Fui a Divinópolis, na festa literária, ver Adélia Prado. Uma corrida pelo ingresso, uma pressa de chegar cedo e pegar um bom lugar, sou da turma do gargarejo, quero ver de perto, perceber detalhes, olhar no olho. Ela falou, falou sobre a vida moderna, sobre a pressa que nos oprime, sobre nossa falta de silêncios, sobre o sentido da vida, sobre a missão da literatura. Trazia uns escritos pra orientar sua explanação, papel de caderno, escrito à mão. Quase trezentas pessoas em absoluto silêncio a ouviam e sorviam cada palavra. Eu ali, na segunda fila, bem pertinho, respirava de mansinho pra não perder nem um suspiro.

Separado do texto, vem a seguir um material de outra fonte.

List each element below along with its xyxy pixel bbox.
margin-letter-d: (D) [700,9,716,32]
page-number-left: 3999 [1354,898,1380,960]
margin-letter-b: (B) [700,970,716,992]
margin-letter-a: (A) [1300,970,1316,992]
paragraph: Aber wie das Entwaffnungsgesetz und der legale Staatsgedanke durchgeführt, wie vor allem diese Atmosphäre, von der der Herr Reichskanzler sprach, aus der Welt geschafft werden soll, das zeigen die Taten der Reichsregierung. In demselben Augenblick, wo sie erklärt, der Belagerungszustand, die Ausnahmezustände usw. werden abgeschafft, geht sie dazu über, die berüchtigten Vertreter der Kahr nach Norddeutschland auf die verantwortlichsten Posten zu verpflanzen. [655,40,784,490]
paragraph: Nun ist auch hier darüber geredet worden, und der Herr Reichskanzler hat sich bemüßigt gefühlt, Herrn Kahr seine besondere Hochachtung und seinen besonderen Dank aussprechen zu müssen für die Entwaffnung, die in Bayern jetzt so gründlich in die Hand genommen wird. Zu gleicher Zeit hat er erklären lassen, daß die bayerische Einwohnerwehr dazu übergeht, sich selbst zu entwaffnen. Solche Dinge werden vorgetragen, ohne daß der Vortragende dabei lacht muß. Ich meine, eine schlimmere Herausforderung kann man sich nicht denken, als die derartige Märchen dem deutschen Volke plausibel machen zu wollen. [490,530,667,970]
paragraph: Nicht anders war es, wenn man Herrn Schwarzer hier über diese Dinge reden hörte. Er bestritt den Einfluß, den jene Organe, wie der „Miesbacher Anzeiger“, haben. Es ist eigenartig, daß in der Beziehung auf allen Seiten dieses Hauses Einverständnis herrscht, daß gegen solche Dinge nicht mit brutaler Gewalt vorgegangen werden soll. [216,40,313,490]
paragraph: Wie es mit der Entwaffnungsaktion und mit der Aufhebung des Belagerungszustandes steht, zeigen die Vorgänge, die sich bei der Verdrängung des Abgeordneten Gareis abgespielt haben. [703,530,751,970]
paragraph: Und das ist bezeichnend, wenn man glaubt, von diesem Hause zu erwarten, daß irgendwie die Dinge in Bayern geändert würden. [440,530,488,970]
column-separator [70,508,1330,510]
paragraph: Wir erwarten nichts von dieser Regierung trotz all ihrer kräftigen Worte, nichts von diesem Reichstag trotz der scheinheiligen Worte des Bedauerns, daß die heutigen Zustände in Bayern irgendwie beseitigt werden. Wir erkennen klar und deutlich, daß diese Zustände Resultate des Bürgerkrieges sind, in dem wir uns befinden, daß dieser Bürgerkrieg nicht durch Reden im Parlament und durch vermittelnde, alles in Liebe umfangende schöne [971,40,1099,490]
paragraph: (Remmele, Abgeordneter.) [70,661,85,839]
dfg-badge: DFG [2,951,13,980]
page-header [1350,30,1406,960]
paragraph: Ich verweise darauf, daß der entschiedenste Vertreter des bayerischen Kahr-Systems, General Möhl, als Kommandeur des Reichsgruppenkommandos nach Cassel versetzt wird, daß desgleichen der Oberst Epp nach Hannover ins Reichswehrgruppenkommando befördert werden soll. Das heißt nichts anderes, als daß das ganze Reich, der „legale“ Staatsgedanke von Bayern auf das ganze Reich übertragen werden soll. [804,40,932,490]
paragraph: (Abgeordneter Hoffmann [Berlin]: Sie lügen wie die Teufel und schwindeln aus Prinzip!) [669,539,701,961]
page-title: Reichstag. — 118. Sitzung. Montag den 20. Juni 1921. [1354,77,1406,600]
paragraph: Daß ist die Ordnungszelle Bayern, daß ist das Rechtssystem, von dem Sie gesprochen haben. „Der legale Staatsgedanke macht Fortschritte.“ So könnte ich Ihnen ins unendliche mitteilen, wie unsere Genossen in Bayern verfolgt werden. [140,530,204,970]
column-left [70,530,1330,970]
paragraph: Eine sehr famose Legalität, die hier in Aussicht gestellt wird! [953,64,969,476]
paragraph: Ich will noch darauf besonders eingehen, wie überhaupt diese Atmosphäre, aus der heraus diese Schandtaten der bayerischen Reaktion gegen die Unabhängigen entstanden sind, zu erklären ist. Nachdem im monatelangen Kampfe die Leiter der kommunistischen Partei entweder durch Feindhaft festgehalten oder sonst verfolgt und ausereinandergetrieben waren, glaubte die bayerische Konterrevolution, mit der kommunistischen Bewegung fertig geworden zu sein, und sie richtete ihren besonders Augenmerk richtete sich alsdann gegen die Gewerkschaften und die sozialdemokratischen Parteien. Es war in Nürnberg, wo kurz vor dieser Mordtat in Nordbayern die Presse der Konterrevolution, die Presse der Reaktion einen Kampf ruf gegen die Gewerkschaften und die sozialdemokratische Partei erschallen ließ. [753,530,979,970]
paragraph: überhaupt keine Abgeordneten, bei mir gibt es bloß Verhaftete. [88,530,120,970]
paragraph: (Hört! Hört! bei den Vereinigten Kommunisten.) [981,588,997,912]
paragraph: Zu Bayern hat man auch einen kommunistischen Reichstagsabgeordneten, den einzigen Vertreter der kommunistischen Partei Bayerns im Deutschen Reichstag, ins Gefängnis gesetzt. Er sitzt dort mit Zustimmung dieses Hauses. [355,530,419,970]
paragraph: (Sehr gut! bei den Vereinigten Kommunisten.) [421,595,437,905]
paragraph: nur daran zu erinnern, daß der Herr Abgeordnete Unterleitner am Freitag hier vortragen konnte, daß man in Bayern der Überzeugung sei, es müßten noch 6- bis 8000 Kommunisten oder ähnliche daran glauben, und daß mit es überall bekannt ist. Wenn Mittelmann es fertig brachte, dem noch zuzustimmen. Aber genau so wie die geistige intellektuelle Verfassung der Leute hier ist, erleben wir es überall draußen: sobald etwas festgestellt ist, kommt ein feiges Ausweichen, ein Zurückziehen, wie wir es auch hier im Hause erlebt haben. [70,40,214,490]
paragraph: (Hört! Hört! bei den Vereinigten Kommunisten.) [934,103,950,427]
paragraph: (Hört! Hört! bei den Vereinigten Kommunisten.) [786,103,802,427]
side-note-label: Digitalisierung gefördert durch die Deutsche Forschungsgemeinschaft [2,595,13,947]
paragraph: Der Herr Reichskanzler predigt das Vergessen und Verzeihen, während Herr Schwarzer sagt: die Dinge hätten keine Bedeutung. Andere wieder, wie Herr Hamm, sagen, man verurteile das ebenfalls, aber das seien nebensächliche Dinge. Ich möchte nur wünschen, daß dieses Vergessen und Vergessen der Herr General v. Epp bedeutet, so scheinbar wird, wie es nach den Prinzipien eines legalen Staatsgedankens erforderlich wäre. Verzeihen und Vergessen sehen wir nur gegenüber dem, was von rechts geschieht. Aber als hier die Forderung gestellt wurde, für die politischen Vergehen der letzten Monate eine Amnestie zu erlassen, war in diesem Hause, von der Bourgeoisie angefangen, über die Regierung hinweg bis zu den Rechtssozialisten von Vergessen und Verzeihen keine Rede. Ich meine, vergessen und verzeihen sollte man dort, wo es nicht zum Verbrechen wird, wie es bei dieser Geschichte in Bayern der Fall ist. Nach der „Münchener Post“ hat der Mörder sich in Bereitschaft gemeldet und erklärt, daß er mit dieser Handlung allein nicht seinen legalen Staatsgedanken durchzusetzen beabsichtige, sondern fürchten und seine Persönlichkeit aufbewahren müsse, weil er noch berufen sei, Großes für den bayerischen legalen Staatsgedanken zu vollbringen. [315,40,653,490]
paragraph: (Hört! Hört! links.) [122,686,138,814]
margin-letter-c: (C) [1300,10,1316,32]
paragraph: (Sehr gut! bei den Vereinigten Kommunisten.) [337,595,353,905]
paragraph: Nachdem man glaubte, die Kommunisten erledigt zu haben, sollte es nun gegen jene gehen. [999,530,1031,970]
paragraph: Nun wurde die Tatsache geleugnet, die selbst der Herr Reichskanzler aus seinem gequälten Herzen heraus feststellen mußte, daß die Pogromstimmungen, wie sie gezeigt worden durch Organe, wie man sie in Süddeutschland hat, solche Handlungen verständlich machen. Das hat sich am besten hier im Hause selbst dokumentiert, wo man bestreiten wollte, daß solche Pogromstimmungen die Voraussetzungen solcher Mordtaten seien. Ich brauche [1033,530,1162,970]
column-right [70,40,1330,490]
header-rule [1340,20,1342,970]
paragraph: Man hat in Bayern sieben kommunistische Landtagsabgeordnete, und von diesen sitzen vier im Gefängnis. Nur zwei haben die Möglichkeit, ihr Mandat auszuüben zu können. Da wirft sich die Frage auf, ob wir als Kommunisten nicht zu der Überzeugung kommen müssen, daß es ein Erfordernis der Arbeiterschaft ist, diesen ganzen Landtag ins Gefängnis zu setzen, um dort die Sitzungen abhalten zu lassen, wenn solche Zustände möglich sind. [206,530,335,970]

Acabada a palestra foi aplaudida de pé, ovacionada. Após sua fala haveria uma apresentação musical e ela queria assistir. Apontou um lugar e perguntou se estava vago. Bem na minha frente. Sentou-se, ajeitou-se. Uma mulher ao meu lado a cumprimentou intimamente e ela respondeu: oi, quanto tempo não a vejo! E ficou ali, ouvindo as artistas do palco com atenção. Estava a um palmo de mim, a um sussurro de minhas vontades de conversar, de pedir um autógrafo em cada livro seu que guardo, de contar-lhe minhas aventuras poéticas, do meu desejo de abraçá-la e de entregar-lhe meu livro, de saber sua opinião (qualquer que seja).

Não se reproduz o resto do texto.